There is another issue that cannot be overlooked:Why would patients prefer an expensive virtual doctor for diagnosis over a more affordable chief physician?

What Lessons Were Learned from Burning Through $10 Billion?

Internally and externally, we can broadly categorize the issues with Watson into four points.

I. During the large-scale acquisition process, Watson’s workforce became significantly bloated. Following the MD Anderson incident, the Watson division reduced its staff by 50% to 70%, with the layoffs primarily affecting employees from the three acquired companies: Phytel, Explorys, and Truven.

2. Questions Remain Regarding Diagnostic Accuracy and Safety. In 2018, internal IBM documents were leaked, with multiple cases suggesting that Watson Health lacked accuracy and safety. In fact, over the course of a decade, Watson never received FDA approval, and IBM did not publish any scientific papers demonstrating how this technology impacted physicians and patients.

III. Issues with the Dataset. The dataset exhibits cognitive bias, lacks effective logical reasoning, and is deficient in quality control and localization optimization.

IV. Virtual Diagnosis Is a Pseudo-Demand; “Money-Burning Doctors” Are Not Profitable.
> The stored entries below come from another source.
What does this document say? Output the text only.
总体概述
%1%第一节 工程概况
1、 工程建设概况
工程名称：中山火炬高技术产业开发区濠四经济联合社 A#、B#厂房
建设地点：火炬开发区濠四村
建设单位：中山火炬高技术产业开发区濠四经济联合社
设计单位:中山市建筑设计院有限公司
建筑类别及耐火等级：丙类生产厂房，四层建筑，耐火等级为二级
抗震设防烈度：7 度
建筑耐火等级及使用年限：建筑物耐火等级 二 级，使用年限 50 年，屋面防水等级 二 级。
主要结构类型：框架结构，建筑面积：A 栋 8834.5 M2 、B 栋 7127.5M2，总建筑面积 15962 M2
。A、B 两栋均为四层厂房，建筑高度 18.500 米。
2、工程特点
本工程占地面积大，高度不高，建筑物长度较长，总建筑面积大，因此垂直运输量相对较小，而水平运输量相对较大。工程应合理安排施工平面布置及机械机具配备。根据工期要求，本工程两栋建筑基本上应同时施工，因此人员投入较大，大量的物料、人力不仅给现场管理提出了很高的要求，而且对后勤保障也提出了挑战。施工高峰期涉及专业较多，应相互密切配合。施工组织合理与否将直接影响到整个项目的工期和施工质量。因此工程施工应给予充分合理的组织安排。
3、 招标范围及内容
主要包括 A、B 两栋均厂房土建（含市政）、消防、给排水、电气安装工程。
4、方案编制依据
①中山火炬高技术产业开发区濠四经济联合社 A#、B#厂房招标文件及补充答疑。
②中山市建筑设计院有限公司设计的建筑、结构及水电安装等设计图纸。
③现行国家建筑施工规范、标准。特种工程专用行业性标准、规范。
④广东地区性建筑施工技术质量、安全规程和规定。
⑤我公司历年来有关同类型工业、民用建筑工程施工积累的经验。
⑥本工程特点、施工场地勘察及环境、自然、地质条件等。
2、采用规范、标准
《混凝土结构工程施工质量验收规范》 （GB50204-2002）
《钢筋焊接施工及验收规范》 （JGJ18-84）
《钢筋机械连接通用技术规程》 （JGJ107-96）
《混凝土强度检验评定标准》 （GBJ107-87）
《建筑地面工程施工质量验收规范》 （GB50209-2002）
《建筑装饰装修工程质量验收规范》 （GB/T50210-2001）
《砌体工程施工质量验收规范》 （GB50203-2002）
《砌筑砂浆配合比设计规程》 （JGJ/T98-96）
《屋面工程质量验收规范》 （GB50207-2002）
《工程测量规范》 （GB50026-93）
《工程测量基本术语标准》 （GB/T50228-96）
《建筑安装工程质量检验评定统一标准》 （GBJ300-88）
Now that IBM has shifted its strategy toward AI and hybrid cloud, abandoning Watson as a strategic asset has become inevitable. However, the decline of Watson does not signify the decline of AI itself; over the past decade of ups and downs, we have gleaned many valuable insights from this journey.

First, let us define AI. Accustomed to the concept of “Internet+,” we often use “AI+” to describe its medical applications. However, the internet itself constitutes a scenario, whereas current AI represents merely a specific application within a particular medical scenario—a technology serving that scenario. A more accurate term would be “+AI.” In other words, we should tailor requirements based on specific medical scenarios, rather than developing an AI algorithm and forcibly integrating it into a given workflow.

The benefits are evident. Insights from the development of the health informatics industry suggest that while healthcare requires AI, its need is not as absolute as often perceived. Current informatization policies emphasize data collection, organization, cleaning, reporting, analysis, and quality control across various accreditation frameworks. Many of these processes, particularly analysis and quality control, are difficult to achieve manually and necessitate data processing via NLP-based knowledge graphs. Although AI is seldom explicitly discussed in these contexts, it has become an indispensable component of next-generation information systems.

Revisiting Knowledge Graphs. To truly unlock the value of large-scale clinical electronic medical records, it is not sufficient to simply aggregate data as Watson did; rather, numerous challenges must be addressed. Among these, data quality governance, structured information extraction, and data normalization and standardization are particularly difficult to manage. These issues cannot be scaled through manual efforts alone and must be supported by natural language processing (NLP) technologies. This requires not only NLP algorithms, computational techniques, and engineering capabilities but also substantial medical domain expertise. Therefore, to achieve effective diagnosis, these problems must be resolved individually to construct robust logical frameworks.